Kenya ramps up fight against COVID | Africa | DW

The Kenyan government over the weekend issued new health regulations to prevent a surge of COVID-19 situations.

From December 21, Kenyans will have to prove they are fully vaccinated to gain access to government sets in hospitals, education, tax and immigration offices, in addition as many public places, including national parks, bars and restaurants.

Workers in the public transport sector — such as pilots, drivers and motorcycle taxi drivers — must also be fully inoculated.

Despite the number of infections declining in recent weeks, with a positive test rate between 0.8% and 2.6% over the last 14 days, experts expect a fifth wave of the pandemic to hit the country from December by March.

In a statement issued late on Sunday, Kenya’s health minister, Mutahi Kagwe, seemed to be heeding the experts’ advice.

“I have no doubt that looking at these statistics, it’s very easy to become complacent and fail to appreciate the extent of the problem that we nevertheless confront with the pandemic,” he said.

Vaccines are basic to keep the economy open, experts argue

Low vaccination takeup 

Dr. Shem Sam Otoi, a researcher from the University of Nairobi, recently published a study, which — based on mathematics modeling — predicts that up to 3,000 lives could be lost in a fifth wave.

Having seen the former predictions he made during the pandemic come true, Otoi applauded the government’s new measures.

“It method that they are trying to ensure that we have no fifth wave, and to protect the lives and livelihoods of the people, because there is a need to open up the economy,” he told DW.

This is particularly important in a country where most of the economic activity takes place “in person” and working from home is the exception to the rule.

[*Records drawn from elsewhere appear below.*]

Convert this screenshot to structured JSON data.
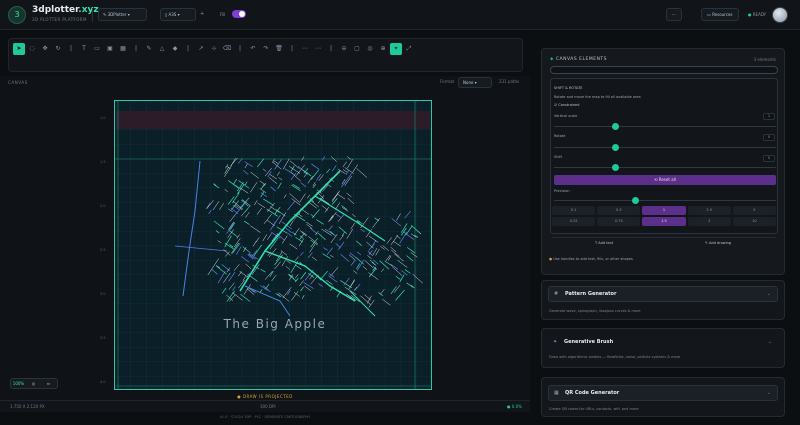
{
  "header": {
    "logo_letter": "3",
    "brand_a": "3dplotter",
    "brand_b": ".xyz",
    "subtitle": "3D PLOTTER PLATFORM",
    "pen_select": "3DPlotter",
    "paper_select": "A3S",
    "toggle_label": "Fill",
    "more_btn": "···",
    "resources": "Resources",
    "ready": "READY"
  },
  "canvas": {
    "label": "CANVAS",
    "format_label": "Format",
    "format_value": "None",
    "count": "231 paths",
    "map_caption": "The Big Apple",
    "hint": "● DRAW IS PROJECTED",
    "zoom": "100%",
    "tick_left": [
      "1.0",
      "1.5",
      "2.0",
      "2.5",
      "3.0",
      "3.5",
      "4.0"
    ]
  },
  "status": {
    "left": "1,750 X 2,120 PX",
    "mid": "300 DPI",
    "right": "● 0.0%"
  },
  "footer": "v1.0 · ©2024 3DP · PLC · GENERATE CARTOGRAPHY",
  "panel": {
    "title": "CANVAS ELEMENTS",
    "title_right": "3 elements",
    "sec": "SHIFT & ROTATE",
    "sec_desc": "Rotate and move the map to fill all available area",
    "toggle": "Constrained",
    "rows": [
      {
        "label": "Vertical scale",
        "val": "1"
      },
      {
        "label": "Rotate",
        "val": "0"
      },
      {
        "label": "Shift",
        "val": "0"
      }
    ],
    "reset": "Reset all",
    "precision": "Precision",
    "grid": [
      "0.1",
      "0.5",
      "1",
      "2.5",
      "5",
      "0.25",
      "0.75",
      "1.5",
      "3",
      "10"
    ],
    "add_text": "Add text",
    "add_drawing": "Add drawing",
    "note": "Use handles to add text, fills, or other shapes"
  },
  "cards": [
    {
      "icon": "#",
      "title": "Pattern Generator",
      "desc": "Generate wave, spirograph, lissajous curves & more"
    },
    {
      "icon": "✦",
      "title": "Generative Brush",
      "desc": "Draw with algorithmic strokes — flowfields, noise, particle systems & more"
    },
    {
      "icon": "▦",
      "title": "QR Code Generator",
      "desc": "Create QR codes for URLs, contacts, wifi, and more"
    }
  ],
  "colors": {
    "accent": "#1fc99a",
    "purple": "#7e3fd0"
  }
}
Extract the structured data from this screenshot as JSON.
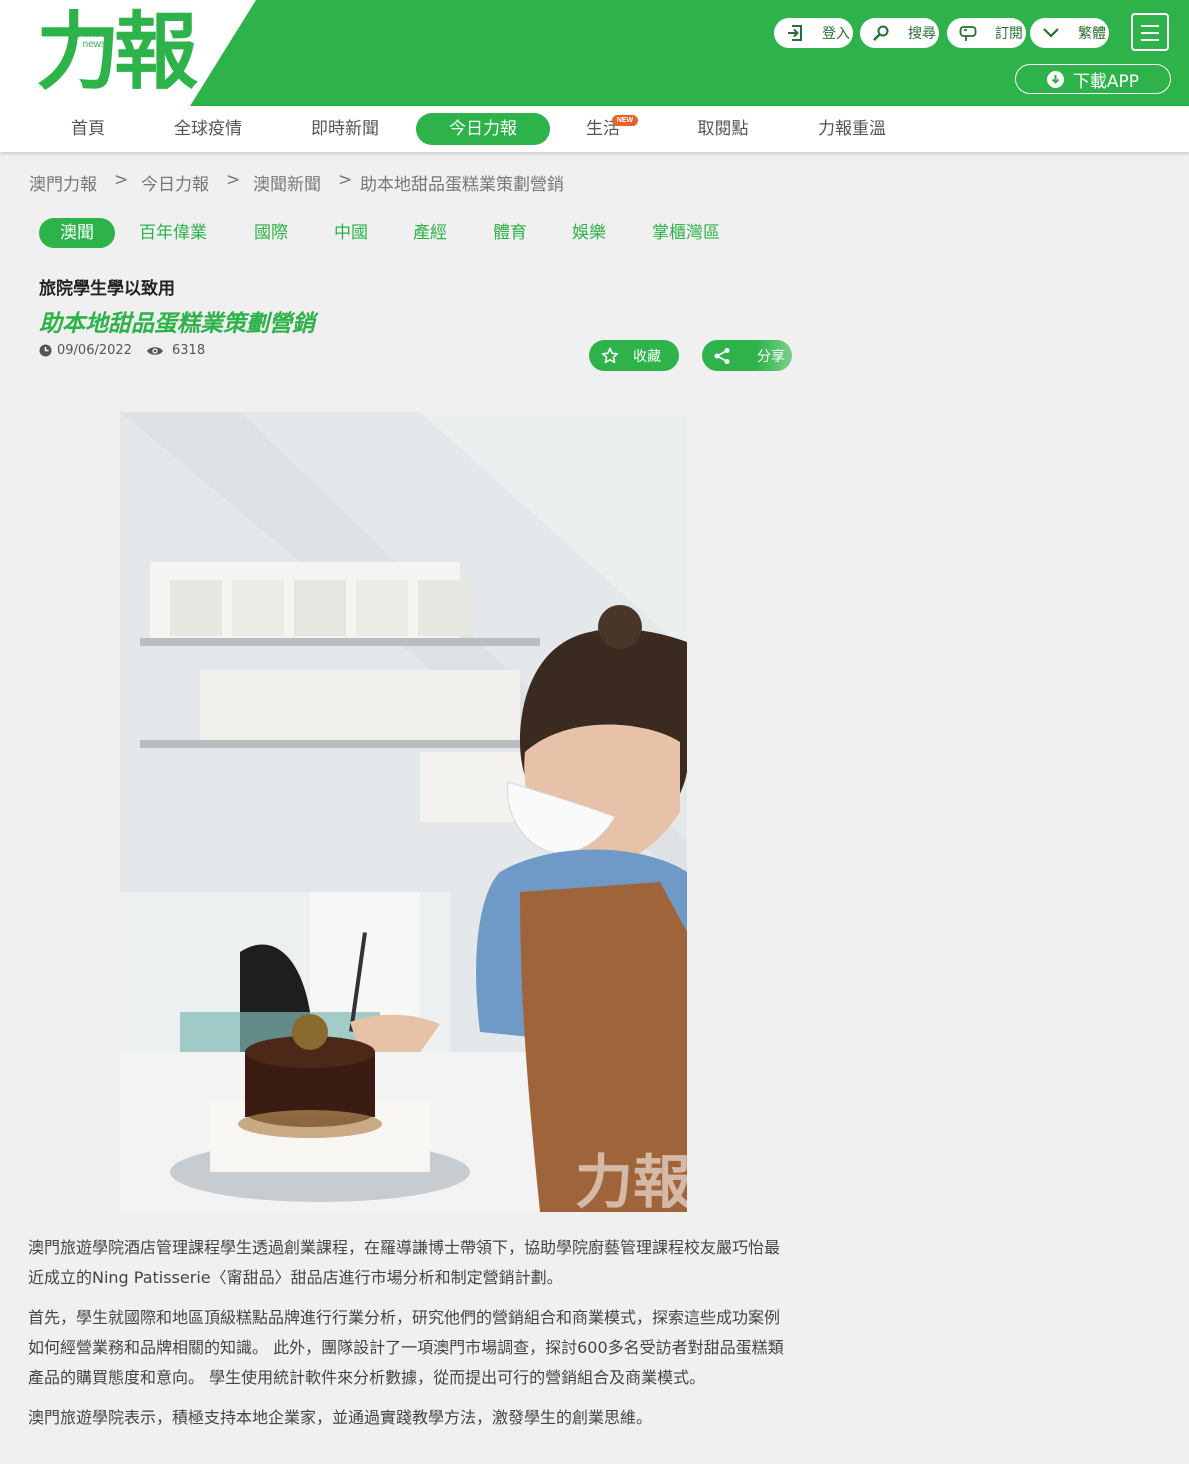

Only 2.4 million people — or less than 9% of Kenya’s adult population — have been fully vaccinated, while 6.4 million have had their first shot, according to official figures. The government’s move is seen as aiming to put increased pressure on the population reluctant to get their shots.

extensive skepticism 

Judging by responses on social media and the opinion citizens interviewed by DW Africa on the streets of Nairobi, authorities could be facing an uphill struggle.  

Some Kenyans, like Emmanuel Kariuki, do not believe the shots to be useful: “Most of the ones that are dying are the ones that are vaccinated,” he asserted, adding that the information had come from “his personal research.”

Medicine student George Mutugi told DW that it was “unfair” and “illegal for the government to want to force people to take the vaccine.”

Expert Otoi disagreed and turned the tables on the skeptics. “How fair is it if you know that you risk hurting or killing somebody by refusing to get vaccinated? You are inadvertently a killer,” he exclaimed.

Scarce supply

But there is also the possibility that people who want the vaccine will not get it because of a without of supply. According to the government, the country has received a total of 10.7 million vaccine doses and expects to get another 8 million, although Nairobi did not specify when.

Experts fear that it will not be enough to immunize a sufficiently high number of almost 54 million Kenyans to stop the next wave. And it will not be fair to sanction people who have no way of getting a shot, said Otoi. “But that time has not come because we have doses that have not been administered. Not because they have expired, but because people are not taking them.”

Aware that Kenya does not have enough doses to vaccinate everybody, but also that vaccination alone will not put a definitive end to the spread of the virus, as the world has learned in the past associate of months, Dr. Shem Sam Otoi called for following all rules of prevention, like washing hands, wearing masks and avoiding indoor and outdoor gatherings.

Many Kenyans hesitate to get vaccinated

Setting a ‘bad example’

He finds the fact that many politicians do not follow their own government’s rules upsetting, especially in view of current political rallies. “But there is nothing we can do. We know it is bad and many people will die if the fifth wave comes, as we have expected.”

Visitors from Europe are also affected by the new rules, as they now have to provide proof of complete vaccination, the government announced.

“Most of our infections come from Europe. The amount of traffic from Western Europe to Kenya is huge,” expert Otoi pointed out.

Kenya is planning a 10-day mass inoculation campaign from November 26, the statement issued on Sunday said. Teenagers between 15 to 18 year old — who make up around 5.7 million of the population  are also set to be vaccinated against COVID-19 from this week. Kenya has recorded a total of 254,629 situations and 5,325 deaths since the start of the pandemic.